With market participants looking for a consistent strategy to take advantage of low interest US rates while broader capital markets seem to struggle for direction, the greenback-funded carry trade has turned into the most favoured trade.

There are a few drivers due this week that can temporarily alter the greenback’s direction. But to alter US dollar’s course would require a deeper fundamental shift. Prevailing trends can hold up but there could be changes in the market backdrop.

The most immediate threat to the bearish dollar trend is a meaningful change in risk appetite. This is one possible driver that can have a lasting impact on the greenback. The potential catalysts for risk appetite are varied.

Market participants would keep an eye on the financial situation in the Euro-area, the excess capital flow in the emerging markets and the buoyancy of equity markets.

A more important driver would be the US GDP data for the first quarter of 2011 due for release this week.

While policy makers have maintained cautious assessment of the US economy’s health owing to employment and depressed performance in various sectors, the robust growth readings have given a conflicting signal for marketmen.

If GDP growth is greater than the consensus market projection of 1.9% annualised growth (down from 3.1% in the previous quarter), the US dollar could rise.

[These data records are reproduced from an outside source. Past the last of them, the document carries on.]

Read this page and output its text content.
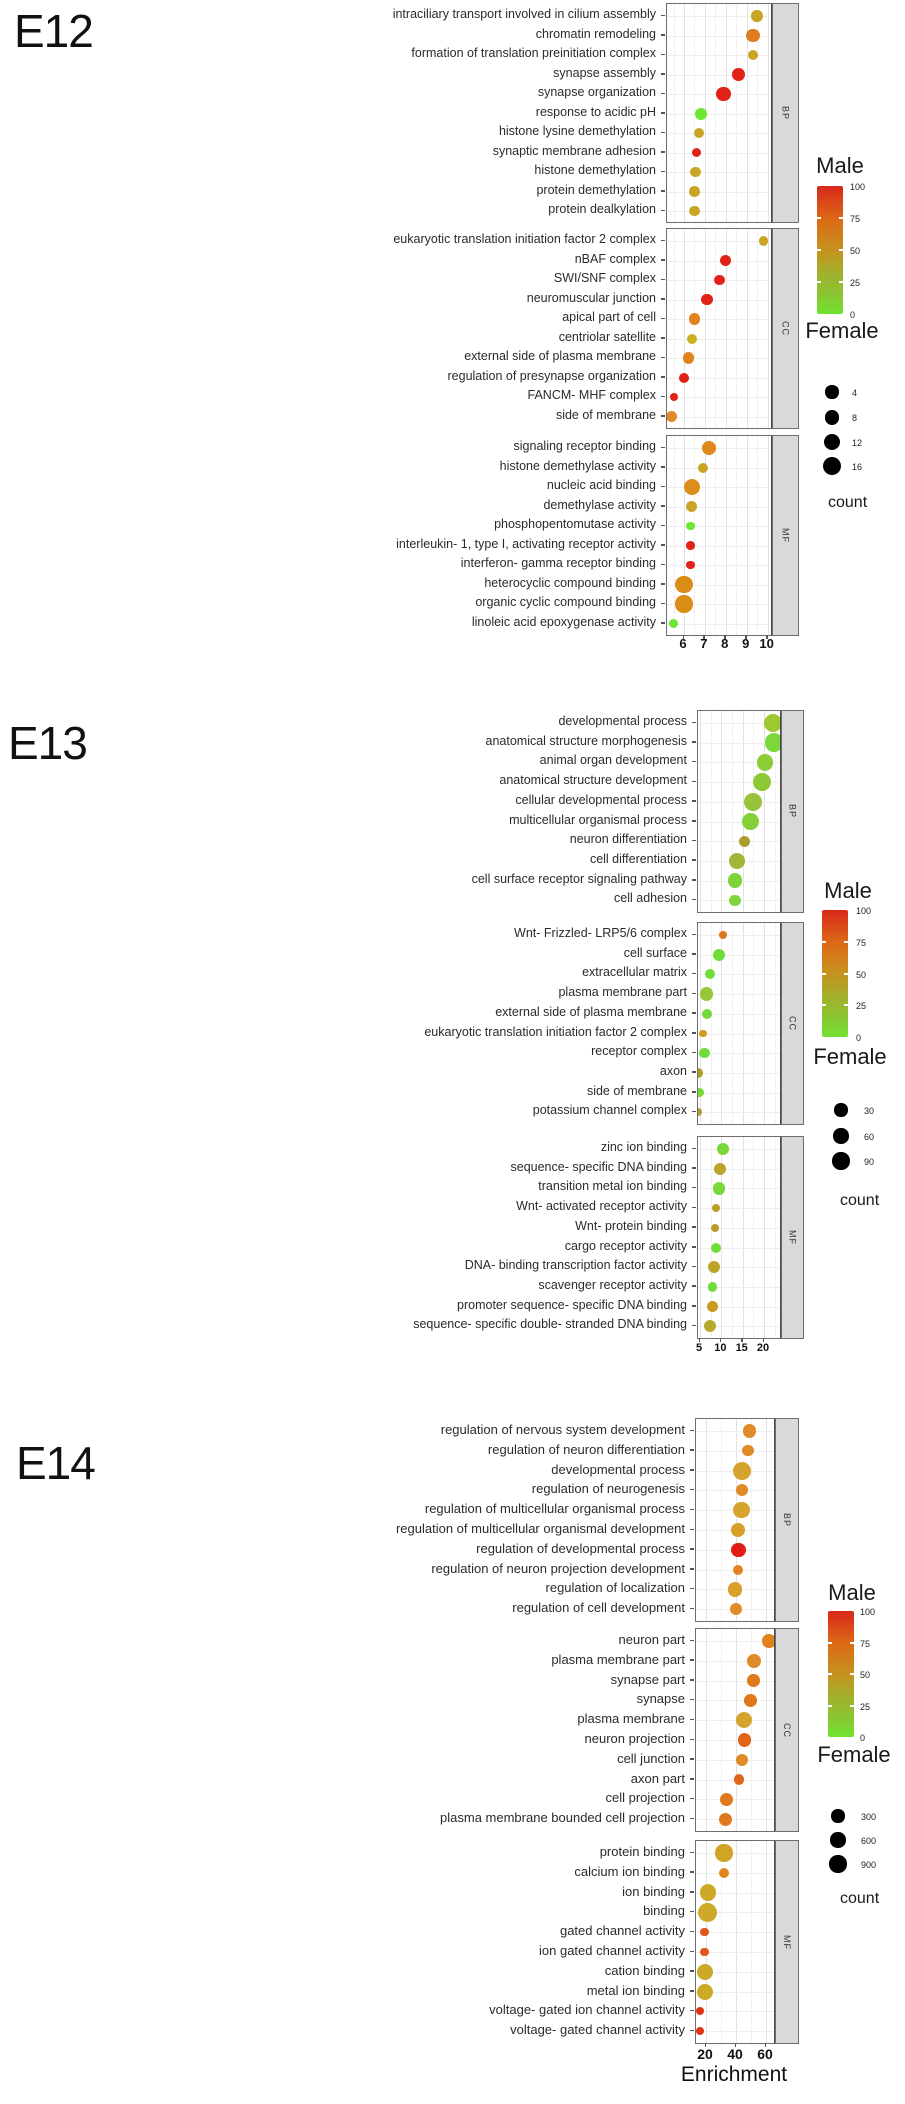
E12
BP
intraciliary transport involved in cilium assembly
chromatin remodeling
formation of translation preinitiation complex
synapse assembly
synapse organization
response to acidic pH
histone lysine demethylation
synaptic membrane adhesion
histone demethylation
protein demethylation
protein dealkylation
CC
eukaryotic translation initiation factor 2 complex
nBAF complex
SWI/SNF complex
neuromuscular junction
apical part of cell
centriolar satellite
external side of plasma membrane
regulation of presynapse organization
FANCM- MHF complex
side of membrane
MF
signaling receptor binding
histone demethylase activity
nucleic acid binding
demethylase activity
phosphopentomutase activity
interleukin- 1, type I, activating receptor activity
interferon- gamma receptor binding
heterocyclic compound binding
organic cyclic compound binding
linoleic acid epoxygenase activity
6	7	8	9 10
Male
100
75
50
25
0
Female
4
8
12
16
count
E13
BP
developmental process
anatomical structure morphogenesis
animal organ development
anatomical structure development
cellular developmental process
multicellular organismal process
neuron differentiation
cell differentiation
cell surface receptor signaling pathway
cell adhesion
CC
Wnt- Frizzled- LRP5/6 complex
cell surface
extracellular matrix
plasma membrane part
external side of plasma membrane
eukaryotic translation initiation factor 2 complex
receptor complex
axon
side of membrane
potassium channel complex
MF
zinc ion binding
sequence- specific DNA binding
transition metal ion binding
Wnt- activated receptor activity
Wnt- protein binding
cargo receptor activity
DNA- binding transcription factor activity
scavenger receptor activity
promoter sequence- specific DNA binding
sequence- specific double- stranded DNA binding
5	10 15 20
Male
100
75
50
25
0
Female
30
60
90
count
E14
BP
regulation of nervous system development
regulation of neuron differentiation
developmental process
regulation of neurogenesis
regulation of multicellular organismal process
regulation of multicellular organismal development
regulation of developmental process
regulation of neuron projection development
regulation of localization
regulation of cell development
CC
neuron part
plasma membrane part
synapse part
synapse
plasma membrane
neuron projection
cell junction
axon part
cell projection
plasma membrane bounded cell projection
MF
protein binding
calcium ion binding
ion binding
binding
gated channel activity
ion gated channel activity
cation binding
metal ion binding
voltage- gated ion channel activity
voltage- gated channel activity
20	40	60
Enrichment
Male
100
75
50
25
0
Female
300
600
900
count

A negative surprise on the GDP growth front and a slip in risk appetite will however, struggle to support the greenback for long.

To truly put it on a bullish path, the appeal for the dollar denominated assets needs to change. The best way to do that is change expectations for its inherent yield.

More important than the US GDP report this week is the Fed rate decision. There is almost no chance of a change to the benchmark rate or the quantitative easing program. But this meeting is different than those of the past few years. The Fed chairman Ben Bernanke will start his post-decision, quarterly press conferences, which could provide the market some guidance on the policy rates path in the US.

The rupee seems to have lost the appreciation momentum seen in recent weeks on the back of worsening of economic fundamentals. Rising oil continue to impinge on the rupee. At the same time robust non-oil imports growth is adding to the pressure on the Indian unit through rising merchandise trade deficit. The rupee is receiving some support from the improving export growth momentum. Export growth in recent months has been quiet buoyant. 

On the capital inflow front, portfolio inflows have slowed down in comparison to the rush seen since the end of the March. Market participants would therefore eagerly watch the fourth quarter corporate earnings in order to gauge the strength of FII inflows.

Generally stronger earnings would bolster the case for foreign investors to increase their exposure to the Indian stock market.
Otherwise, the rupee remains prone to sharp decline, especially in case of a reversal in the overstretched US dollar. This week the rupee-dollar pair may trade in the range of 44.25-44.70.